2024-05-04 14:53:52 | 読書感想
山上徹也は,2022年7月8日に奈良県大和西大寺の駅の近くで、参院選の応援演説に来ていた安倍晋三を手製銃で殺害してその場で現行犯逮捕された。それから2年がたって、今年の4月からやっと「公判前整理手続き」が開始されたと報じられている。この間、彼の精神鑑定が異例の長さで行われていた。その間は、基本的には彼の声は封殺されている。私達は、この世紀的な銃撃がどの様な背景と意図を持っていたのか、その影響がどの様な広がりを持っているのかを、これからも考え続ける事になると思う。
     『山上徹也と日本の失われた30年』を読みつつ
五野井郁夫と池田香代子の共著のこの本は、1980年生れの山上徹也を同時代の1979年生れの五野井郁夫が分析していく内容になっている。その手法は時系列的な社会現象(就職氷河期や親ガチャなど)などと山上個人の1364件のツイートを絡ませながら政治的・歴史的な分析を行うと言うもので、サラサラと読めてしまいます。しかし、読んでいて何か山上徹也と言う一人の人間の像が、平坦な表情しか感じ取れなくて分析の光の当たらない陰の部分も気に掛るままに終わつてしまったと思います。
     『オウム真理教の精神史』も
太田俊寛のこの本は、山上徹也と直接的には関係していないのだけれど、「統一教会」と「オウム真理」と言うカルト宗教を巡る共通項に注目して考えると理解の幅を広げる様に思います。太田は、「宗教とはなにか」という切り口を掲げながら、宗教をより大きな歴史的な流れの中に位置付けようとします。それは18世紀以降の近代の思想の流れである「ロマン主義」と「啓蒙主義」によって、このカルト宗教の存在に切り込もうする方向性です。この事は、現代にあって人間存在はどの様な「夢」を見る事が可能か、という事を投げかけているのです。
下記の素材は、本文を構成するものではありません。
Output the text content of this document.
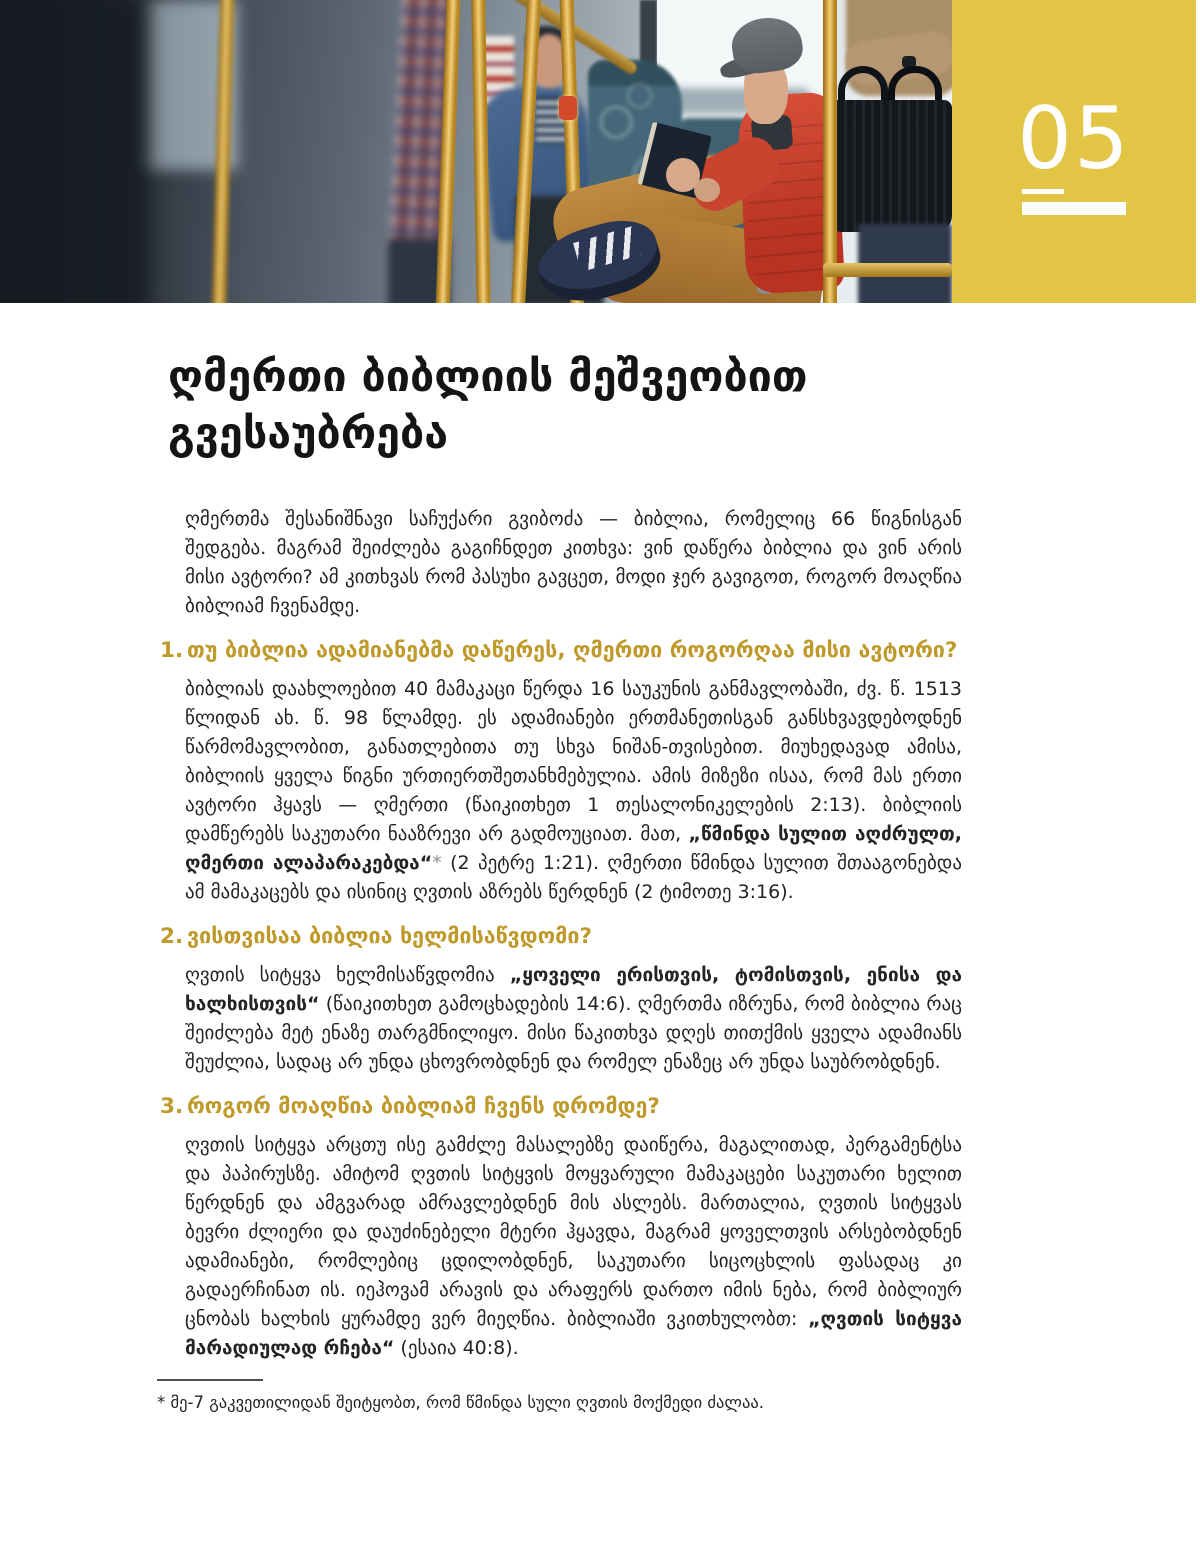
05
ღმერთი ბიბლიის მეშვეობით გვესაუბრება

ღმერთმა შესანიშნავი საჩუქარი გვიბოძა — ბიბლია, რომელიც 66 წიგნისგან შედგება. მაგრამ შეიძლება გაგიჩნდეთ კითხვა: ვინ დაწერა ბიბლია და ვინ არის მისი ავტორი? ამ კითხვას რომ პასუხი გავცეთ, მოდი ჯერ გავიგოთ, როგორ მოაღწია ბიბლიამ ჩვენამდე.

1. თუ ბიბლია ადამიანებმა დაწერეს, ღმერთი როგორღაა მისი ავტორი?

ბიბლიას დაახლოებით 40 მამაკაცი წერდა 16 საუკუნის განმავლობაში, ძვ. წ. 1513 წლიდან ახ. წ. 98 წლამდე. ეს ადამიანები ერთმანეთისგან განსხვავდებოდნენ წარმომავლობით, განათლებითა თუ სხვა ნიშან-თვისებით. მიუხედავად ამისა, ბიბლიის ყველა წიგნი ურთიერთშეთანხმებულია. ამის მიზეზი ისაა, რომ მას ერთი ავტორი ჰყავს — ღმერთი (წაიკითხეთ 1 თესალონიკელების 2:13). ბიბლიის დამწერებს საკუთარი ნააზრევი არ გადმოუციათ. მათ, „წმინდა სულით აღძრულთ, ღმერთი ალაპარაკებდა“* (2 პეტრე 1:21). ღმერთი წმინდა სულით შთააგონებდა ამ მამაკაცებს და ისინიც ღვთის აზრებს წერდნენ (2 ტიმოთე 3:16).

2. ვისთვისაა ბიბლია ხელმისაწვდომი?

ღვთის სიტყვა ხელმისაწვდომია „ყოველი ერისთვის, ტომისთვის, ენისა და ხალხისთვის“ (წაიკითხეთ გამოცხადების 14:6). ღმერთმა იზრუნა, რომ ბიბლია რაც შეიძლება მეტ ენაზე თარგმნილიყო. მისი წაკითხვა დღეს თითქმის ყველა ადამიანს შეუძლია, სადაც არ უნდა ცხოვრობდნენ და რომელ ენაზეც არ უნდა საუბრობდნენ.

3. როგორ მოაღწია ბიბლიამ ჩვენს დრომდე?

ღვთის სიტყვა არცთუ ისე გამძლე მასალებზე დაიწერა, მაგალითად, პერგამენტსა და პაპირუსზე. ამიტომ ღვთის სიტყვის მოყვარული მამაკაცები საკუთარი ხელით წერდნენ და ამგვარად ამრავლებდნენ მის ასლებს. მართალია, ღვთის სიტყვას ბევრი ძლიერი და დაუძინებელი მტერი ჰყავდა, მაგრამ ყოველთვის არსებობდნენ ადამიანები, რომლებიც ცდილობდნენ, საკუთარი სიცოცხლის ფასადაც კი გადაერჩინათ ის. იეჰოვამ არავის და არაფერს დართო იმის ნება, რომ ბიბლიურ ცნობას ხალხის ყურამდე ვერ მიეღწია. ბიბლიაში ვკითხულობთ: „ღვთის სიტყვა მარადიულად რჩება“ (ესაია 40:8).

* მე-7 გაკვეთილიდან შეიტყობთ, რომ წმინდა სული ღვთის მოქმედი ძალაა.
その「夢」の見方に依って、我々の意識が逆に規定されてしまい現実がその場に止まるか、「夢」に回収されてしまうかが起こるのです。
政治的には、安倍晋三の死は大きなインパクトを裏金問題や保守勢力の分裂などとして表れていますが、思想的にはまだ解明途中という感じがします。  そんな時、彼はどんな「夢」を観ているのでしょうか?